San Francisco Chronicle

Pope defrocks priest at center of abuse scandal

- By Nicole Winfield Nicole Winfield is an Associated Press writer.

VATICAN CITY — Pope Francis has defrocked the Chilean priest at the heart of the global sex abuse scandal rocking his papacy, invoking his “supreme” authority to stiffen a sentence originally handed down by a Vatican court in 2011.

In a statement Friday, the Vatican said Francis had laicized the 88-yearold Rev. Fernando Karadima, who was originally sanctioned to live a lifetime of “penance and prayer” for having sexually abused minors in the Santiago parish he ran.

The “penance and prayer” sanction has been the Vatican’s punishment of choice for elderly priests convicted of raping and molesting children. It has long been criticized by victims as too soft and essentiall­y an all-expenses-paid retirement.

The Vatican didn’t say what new evidence, if any, prompted Francis to re-evaluate Karadima’s sanction and impose what clergy consider to be the equivalent of a death sentence. It said Francis made the “exceptiona­l decision” for the good of the church, and cited the church canon that lays out the pope’s “supreme, full, immediate and universal power” to serve the church.

The statement said the decree, signed Thursday, takes effect immediatel­y.

The decision appeared aimed at showing a gettough approach to sex abuse after a series of missteps by Francis and accusation­s by a former Vatican ambassador that Francis had rehabilita­ted a now-disgraced former American cardinal early on in his papacy.

Francis sparked a crisis in his papacy earlier this year when he strongly defended one of Karadima’s proteges, Bishop Juan Barros, against accusation­s that he had witnessed Karadima’s abuse and ignored it.

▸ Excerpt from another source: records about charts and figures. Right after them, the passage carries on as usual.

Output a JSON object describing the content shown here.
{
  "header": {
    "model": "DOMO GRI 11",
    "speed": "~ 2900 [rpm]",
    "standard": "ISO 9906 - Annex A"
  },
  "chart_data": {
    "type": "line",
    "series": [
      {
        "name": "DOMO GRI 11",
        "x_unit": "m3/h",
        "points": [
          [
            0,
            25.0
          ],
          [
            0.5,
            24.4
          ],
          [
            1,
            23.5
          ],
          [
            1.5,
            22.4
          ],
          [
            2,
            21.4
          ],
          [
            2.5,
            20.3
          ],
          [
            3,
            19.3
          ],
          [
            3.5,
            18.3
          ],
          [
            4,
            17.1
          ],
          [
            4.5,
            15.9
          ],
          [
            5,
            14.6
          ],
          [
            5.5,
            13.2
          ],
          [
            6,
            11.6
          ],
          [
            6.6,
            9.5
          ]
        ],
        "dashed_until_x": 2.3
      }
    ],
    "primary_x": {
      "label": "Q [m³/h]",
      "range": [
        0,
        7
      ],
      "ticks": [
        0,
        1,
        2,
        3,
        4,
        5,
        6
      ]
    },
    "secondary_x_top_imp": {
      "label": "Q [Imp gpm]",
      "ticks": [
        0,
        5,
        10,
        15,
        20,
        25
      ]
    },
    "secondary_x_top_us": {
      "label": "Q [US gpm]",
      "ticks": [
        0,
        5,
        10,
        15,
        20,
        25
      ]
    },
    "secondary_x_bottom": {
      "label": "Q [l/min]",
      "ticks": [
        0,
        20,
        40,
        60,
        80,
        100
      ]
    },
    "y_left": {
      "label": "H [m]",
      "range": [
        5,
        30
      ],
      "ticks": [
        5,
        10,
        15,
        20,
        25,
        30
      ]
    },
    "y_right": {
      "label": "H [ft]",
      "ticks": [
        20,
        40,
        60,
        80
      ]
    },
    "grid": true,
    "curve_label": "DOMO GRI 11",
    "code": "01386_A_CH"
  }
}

Francis had claimed that the accusation­s against Barros were “calumny” and politicall­y motivated, and he defended his 2015 decision to appoint Barros bishop of a small Chilean diocese over the objections of the faithful and many in the Chilean hierarchy.

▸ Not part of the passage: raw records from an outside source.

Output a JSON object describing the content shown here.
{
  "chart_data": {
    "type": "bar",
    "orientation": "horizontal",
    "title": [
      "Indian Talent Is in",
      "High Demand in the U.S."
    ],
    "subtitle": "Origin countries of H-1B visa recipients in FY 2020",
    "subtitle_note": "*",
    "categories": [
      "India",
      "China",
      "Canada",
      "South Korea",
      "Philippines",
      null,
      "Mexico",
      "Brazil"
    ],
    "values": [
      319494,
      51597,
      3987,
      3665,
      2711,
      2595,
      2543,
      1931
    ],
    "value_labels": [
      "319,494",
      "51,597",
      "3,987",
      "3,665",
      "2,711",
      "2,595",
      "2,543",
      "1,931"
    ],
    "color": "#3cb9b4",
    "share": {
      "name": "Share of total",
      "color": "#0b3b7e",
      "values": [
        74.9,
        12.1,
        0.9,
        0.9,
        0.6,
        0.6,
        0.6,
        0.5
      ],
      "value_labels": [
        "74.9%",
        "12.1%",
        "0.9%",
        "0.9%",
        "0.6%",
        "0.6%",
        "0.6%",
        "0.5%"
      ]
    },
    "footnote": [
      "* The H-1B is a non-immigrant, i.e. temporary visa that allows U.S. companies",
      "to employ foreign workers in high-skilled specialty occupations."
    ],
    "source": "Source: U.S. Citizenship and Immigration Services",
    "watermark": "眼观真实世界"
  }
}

Francis later ordered a Vatican investigat­ion that uncovered decades of abuse and cover-ups by the Chilean church leadership. Francis apologized to the victims and set about making amends, including getting every active bishop in Chile to offer to resign. To date, he has accepted seven of the more than 30 resignatio­ns offered, including that of Barros.

Pollsters have cited the Karadima scandal, which first erupted in 2009, as the tipping point in the Chilean church’s progressiv­e loss of credibilit­y among ordinary Chileans.